Sunday, December 28, 2014

Surviving a plane crash along the Iditarod Trail

By Jeff Schultz 
 December 28, 2014

Excerpt from the chapter "My Life-and-Death Plane Crash" in the recently published book “Chasing Dogs-My Adventures as the Official Photographer of Alaska’s Iditarod,” by Jeff Schultz, the Iditarod’s photographer since 1982. This account includes a major contribution from Alaska author Bill Sherwonit, who, at Jeff’s request, interviewed the rescuers and others involved and wrote a previously unpublished story. Schultz said he used that story “to fill in the behind-the-scenes rescue aspect that I was not privy to.” Books are available in local book stores and at www.schultzphoto.com 


“Mayday, Mayday, Mayday. This is Piper Super Cub 7685Delta. We’ve crash landed on Golovin Bay, 5 miles from Golovin toward White Mountain. Pilot Chris McDonnell, passenger Jeff Schultz. We have injuries. We need snowmachines to come from Golovin to rescue us.”

This is, verbatim, a message I can recite to this day, because I radioed those words over and over again on the afternoon and early evening of Sunday, March 9, 1992, using a handheld air-to-ground radio. I transmitted the message for what seemed like an eternity on both the emergency channel 121.5 and repeated on the Iditarod Air Force frequency 120.6. The radio was borrowed from my long-time pilot Sam Maxwell. He had loaned it in case I wanted to talk to pilots while on the ground photographing. Thank God for that loan.

Chris and I had taken off from the sea ice at Koyuk shortly after I finished photographing the leader and eventual winner of the 1992 Iditarod, Martin Buser of Big Lake. This was Chris’s first time flying the race this far north. We had covered 65 miles on our way to the White Mountain checkpoint just 18 miles ahead. Low clouds over the mountains prompted Chris to take a safer route along the coastline, over the sea ice and then across Golovin Bay rather than follow the trail over the cloud-shrouded mountains. We had just turned the corner from the Bering Sea coast and were making a beeline toward Golovin when we spotted a couple seals on the ice pack. I remember talking about them -- the only life form we’d seen since leaving Koyuk.

The forward visibility looked fine as the village of Golovin crept closer, but the ceiling was fairly low and we flew at about 150 feet.
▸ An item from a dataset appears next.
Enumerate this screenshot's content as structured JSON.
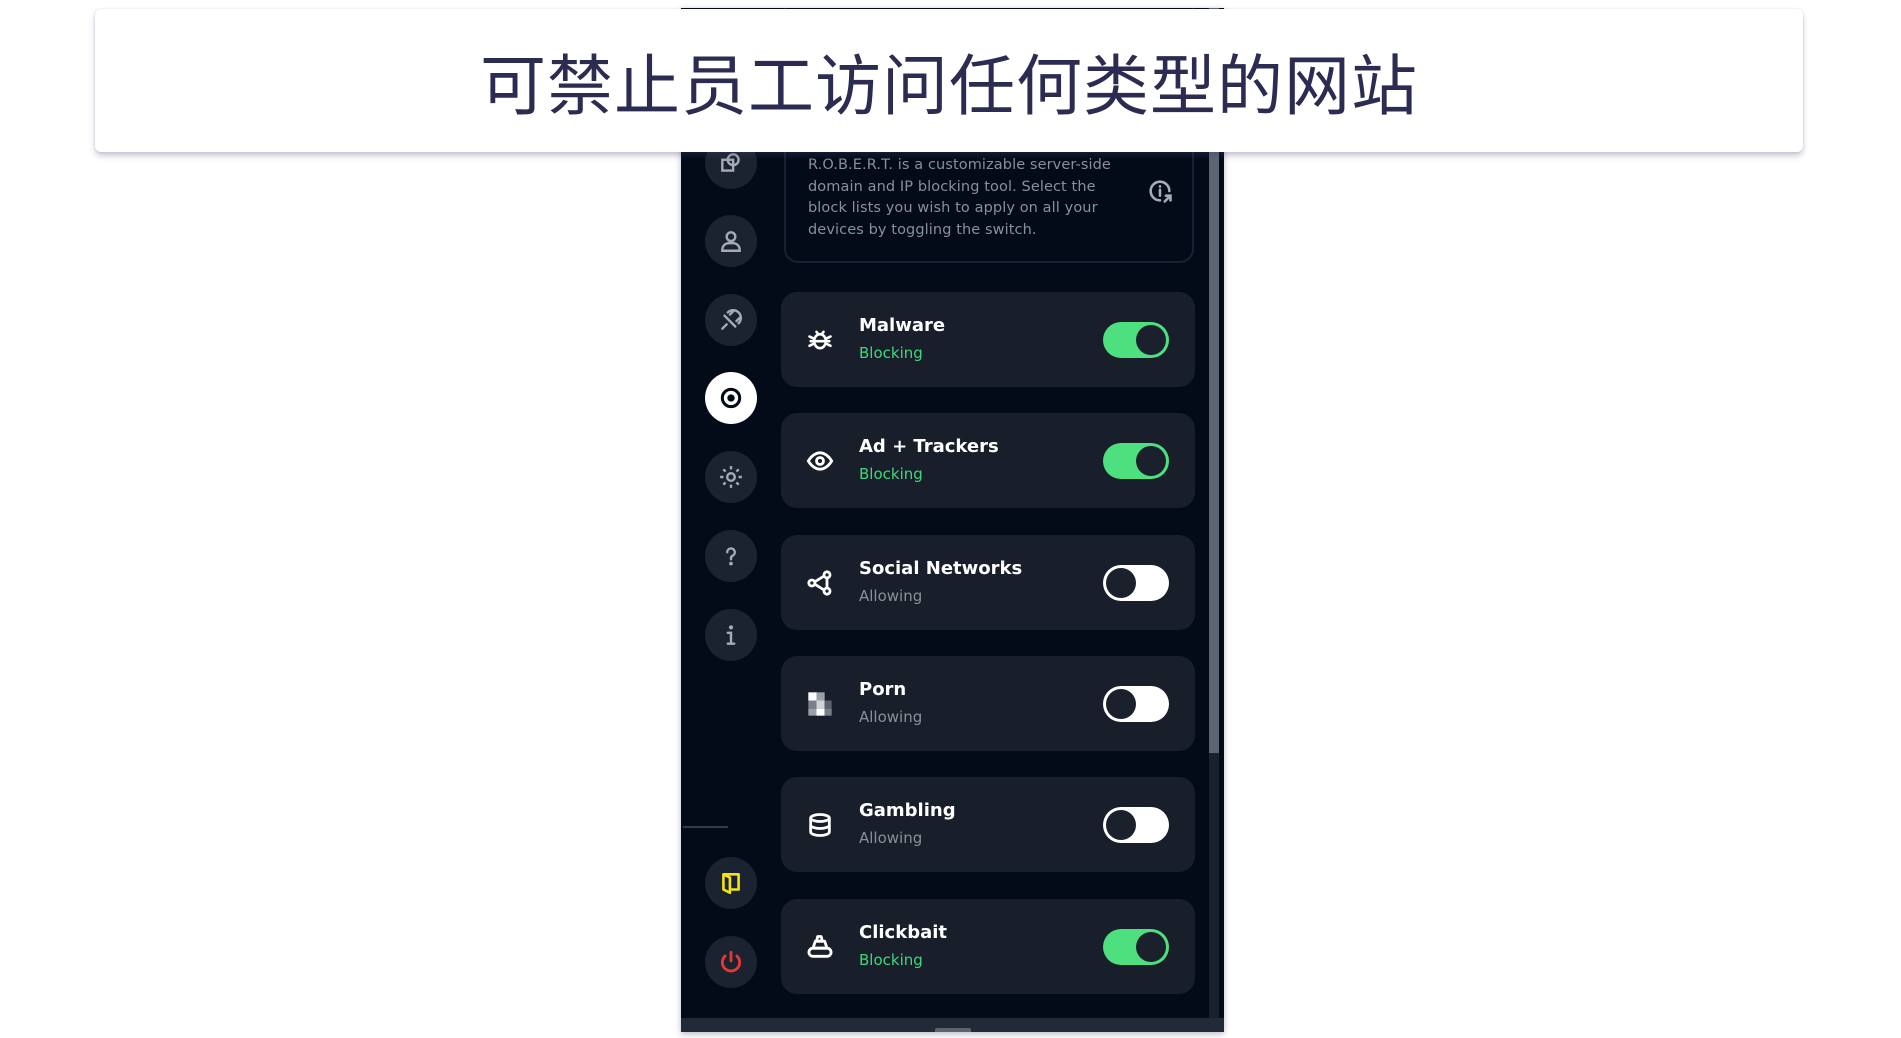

We could see only a few hundred feet up the sides of the mountains near us. Our course took us directly over Golovin, and we could see the dark outline of White Mountain, our destination, some 18 miles ahead. Instead of taking the chance of following the marked trail directly across the ice to White Mountain, Chris felt it was a safer bet to follow the shore of the bay, where we could see willows and a few fish camp shacks along the shoreline. After a few minutes, suddenly those willows and shacks were no longer there. Or were no longer visible. I don’t know which.
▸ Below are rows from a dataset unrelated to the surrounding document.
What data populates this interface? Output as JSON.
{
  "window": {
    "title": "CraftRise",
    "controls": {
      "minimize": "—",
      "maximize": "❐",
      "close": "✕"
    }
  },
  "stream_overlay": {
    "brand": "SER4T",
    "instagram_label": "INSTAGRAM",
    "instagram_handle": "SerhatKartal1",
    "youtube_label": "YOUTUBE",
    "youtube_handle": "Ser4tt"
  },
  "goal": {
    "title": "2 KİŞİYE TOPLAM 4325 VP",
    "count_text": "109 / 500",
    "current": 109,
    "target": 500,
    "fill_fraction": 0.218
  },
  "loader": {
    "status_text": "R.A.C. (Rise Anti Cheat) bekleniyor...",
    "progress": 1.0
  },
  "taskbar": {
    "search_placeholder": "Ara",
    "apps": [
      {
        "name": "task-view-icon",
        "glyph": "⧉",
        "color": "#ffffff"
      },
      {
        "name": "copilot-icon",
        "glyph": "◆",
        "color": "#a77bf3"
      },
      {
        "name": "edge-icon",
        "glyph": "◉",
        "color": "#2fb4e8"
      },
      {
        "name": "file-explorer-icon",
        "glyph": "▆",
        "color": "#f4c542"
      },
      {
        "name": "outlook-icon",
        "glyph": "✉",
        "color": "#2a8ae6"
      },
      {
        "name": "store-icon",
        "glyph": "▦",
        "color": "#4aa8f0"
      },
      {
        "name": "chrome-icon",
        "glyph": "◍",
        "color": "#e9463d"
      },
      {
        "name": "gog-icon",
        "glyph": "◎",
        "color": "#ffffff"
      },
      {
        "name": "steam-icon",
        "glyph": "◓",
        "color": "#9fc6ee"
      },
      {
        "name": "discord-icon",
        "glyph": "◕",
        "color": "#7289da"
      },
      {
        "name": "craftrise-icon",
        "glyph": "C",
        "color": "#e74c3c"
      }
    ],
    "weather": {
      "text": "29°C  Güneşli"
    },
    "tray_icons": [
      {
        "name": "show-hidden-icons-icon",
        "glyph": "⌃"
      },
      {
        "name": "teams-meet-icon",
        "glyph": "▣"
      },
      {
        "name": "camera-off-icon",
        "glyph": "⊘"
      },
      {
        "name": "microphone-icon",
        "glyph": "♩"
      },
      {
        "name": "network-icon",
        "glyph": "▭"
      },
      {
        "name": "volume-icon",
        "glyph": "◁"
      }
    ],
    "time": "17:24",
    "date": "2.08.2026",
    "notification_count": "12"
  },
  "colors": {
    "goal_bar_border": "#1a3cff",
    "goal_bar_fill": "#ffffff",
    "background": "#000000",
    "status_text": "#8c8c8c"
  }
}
I felt the left side of my body pressing against the side of the plane. I knew the feeling from earlier flights, when a pilot steered the plane in a sideways attitude to either lose altitude or fly into the wind. Pilots call it “crabbing.” But I also knew we shouldn’t be doing that right now. Instinctively I called out, “Hang onto it! Hang onto it!” into the intercom. 
 
Read more here:   http://www.adn.com


NTSB Identification: ANC92LA046
The docket is stored on NTSB microfiche number 47941.
Accident occurred Monday, March 09, 1992 in GOLOVIN, AK
Probable Cause Approval Date: 07/29/1993
Aircraft: PIPER PA-18A-150, registration: N7685D
Injuries: 2 Serious.

NTSB investigators may not have traveled in support of this investigation and used data provided by various sources to prepare this aircraft accident report.

WHILE MANEUVERING ALONG THE COAST LINE AT A LOW ALTITUDE, THE FLIGHT INADVERTENTLY ENCOUNTERED IMC AND THE PILOT LOST GROUND REFERENCE. THE PILOT DECIDED TO TURN AROUND AND DURING THE TURN, THE AIRPLANE COLLIDED WITH THE SEA ICE.

The National Transportation Safety Board determines the probable cause(s) of this accident as follows:
PROPER ALTITUDE WAS NOT MAINTAINED. FACTORS TO THE ACCIDENT WERE: INADVERTENT VFR FLIGHT INTO IMC, FOG, SNOW, AND NIGHT.